Frage an Ingo Wellenreuther von Markus P. bezüglich Gesundheit
Sehr geehrter Herr Wellenreuther,
am 19. Juli entschied der Bundestag, die Beschneidung aus religiösen Gründen bei Jungen zuzulassen, selbst wenn keine medizinische Notwendigkeit vorliegt. Aus folgenden Gründen kann ich dies nicht nachvollziehen. Vielleicht können Sie dazu Stellung nehmen?
* die körperliche Unversehrtheit des Kindes wird verletzt. Dieser Eingriff ist auch mit Schmerzen bzw. Unanehmlichkeiten verbunden. Eine erzieherische "Ohrfeige" ist jedoch verboten! Verhältnismäßigkeit
* die Religionsfreiheit des Kindes wird verletzt. Denn ihm wird aus religiösen Gründen ein mehr oder weniger sichtbares Zeichen dieser Religion aufgeprägt. Wie würde es z.B. bewertet werden, wenn den Kindern ein Kreuz tätowiert wird?
* es erfolgt ein Eingriff in die Sexualität des Kindes, da es den Geschlechtsverkehr anders empfinden wird.
* wo ist der Unterschied zur Beschneidung bei Mädchen? Auch dies wird ja mit der Religion begründet? Ist nun Art. 3 GG verletzt? Oder werden wir auch deren Beschneidung erlauben?
Mit freundlichem Gruß
M. Pietrek
Sehr geehrter Herr Pietrek,
vielen Dank für Ihre Frage, auf die ich Ihnen gerne antworte.
Genau genommen hat der Bundestag mit großer Mehrheit und Stimmen aus allen Fraktionen des Bundestags Folgendes beschlossen: "Der Deutsche Bundestag fordert die Bundesregierung auf, im Herbst 2012 unter Berücksichtigung der grundgesetzlich geschützten Rechtsgüter des Kindeswohls, der körperlichen Unversehrtheit, der Religionsfreiheit und des Rechts der Eltern auf Erziehung einen Gesetzentwurf vorzulegen, der sicherstellt, dass eine medizinisch fachgerechte Beschneidung von Jungen ohne unnötige Schmerzen grundsätzlich zulässig ist."

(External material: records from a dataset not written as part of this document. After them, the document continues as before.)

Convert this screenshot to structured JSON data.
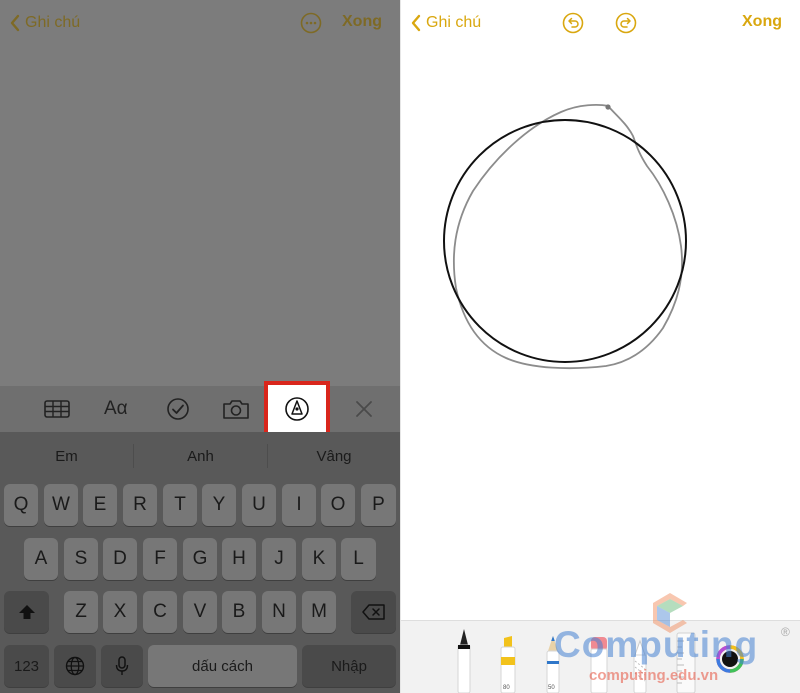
{
  "left_panel": {
    "nav": {
      "back_label": "Ghi chú",
      "more_icon": "ellipsis-circle-icon",
      "done_label": "Xong"
    },
    "toolbar": {
      "table_icon": "table-icon",
      "format_label": "Aα",
      "checklist_icon": "checkmark-circle-icon",
      "camera_icon": "camera-icon",
      "markup_icon": "pen-tip-circle-icon",
      "close_icon": "close-icon"
    },
    "suggestions": [
      "Em",
      "Anh",
      "Vâng"
    ],
    "keyboard": {
      "row1": [
        "Q",
        "W",
        "E",
        "R",
        "T",
        "Y",
        "U",
        "I",
        "O",
        "P"
      ],
      "row2": [
        "A",
        "S",
        "D",
        "F",
        "G",
        "H",
        "J",
        "K",
        "L"
      ],
      "row3": [
        "Z",
        "X",
        "C",
        "V",
        "B",
        "N",
        "M"
      ],
      "numbers_label": "123",
      "space_label": "dấu cách",
      "return_label": "Nhập"
    }
  },
  "right_panel": {
    "nav": {
      "back_label": "Ghi chú",
      "undo_icon": "undo-icon",
      "redo_icon": "redo-icon",
      "done_label": "Xong"
    },
    "tools": {
      "pen_icon": "pen-icon",
      "highlighter_icon": "highlighter-icon",
      "highlighter_value": "80",
      "pencil_icon": "pencil-icon",
      "pencil_value": "50",
      "eraser_icon": "eraser-icon",
      "lasso_icon": "lasso-icon",
      "ruler_icon": "ruler-icon",
      "color_picker_icon": "color-picker-icon"
    },
    "watermark": {
      "title": "Computing",
      "subtitle": "computing.edu.vn",
      "registered": "®"
    }
  },
  "colors": {
    "accent_dimmed": "#7e6a25",
    "accent": "#d9a70f",
    "highlight_border": "#d9261c"
  }
}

Der rechtspolitische Sprecher der CDU/CSU-Bundestagsfraktion, mein Kollege Dr. Krings MdB, hat in der Debatte meines Erachtens zu Recht darauf hingewiesen, dass mit dem Beschluss das Ritual der Beschneidung weder inhaltlich befürwortet noch dafür geworben werden soll - denn einem derartigen Akt kann man mit guten Gründen sehr skeptisch gegenüber stehen; auch Sie führen dazu einige Punkte an -, dass aber die gesellschaftliche und innerreligiöse Debatte über die Beschneidung nicht unter dem Damoklesschwert der Strafandrohung stattfinden soll, gerade weil hier elementare Bestandteile von Religionsausübungen betroffen sind. Ich begrüße es, dass das Gerichtsurteil und der Beschluss des Bundestags nun zu Diskussionen über dieses Thema führt und ich würde es sehr befürworten, wenn die betroffenen Religionsgemeinschaften diese Debatte selbst fördern und die aufkommenden Fragen aufnehmen würden.
Unabhängig davon halte ich es für sehr sinnvoll, wenn dieses Ritual ausschließlich von einem Arzt vorgenommen werden darf und unter Ausschluss von Schmerzen für das Kind (Maßnahmen der Anästhesie).
Eines ist aber ganz eindeutig: Von dem Beschluss des Bundestags zu Beschneidungen ist die Genitalverstümmelung von Mädchen strikt zu trennen, diese bleibt zweifelsfrei nach wie vor zur Recht strafbar. Die vorsätzliche sexuelle Verstümmelung von Frauen ist ein barbarischer Akt, der meist mit starken Schmerzen und schweren körperlichen und psychischen Schäden verbunden ist, und den ich daher ganz klar verurteile.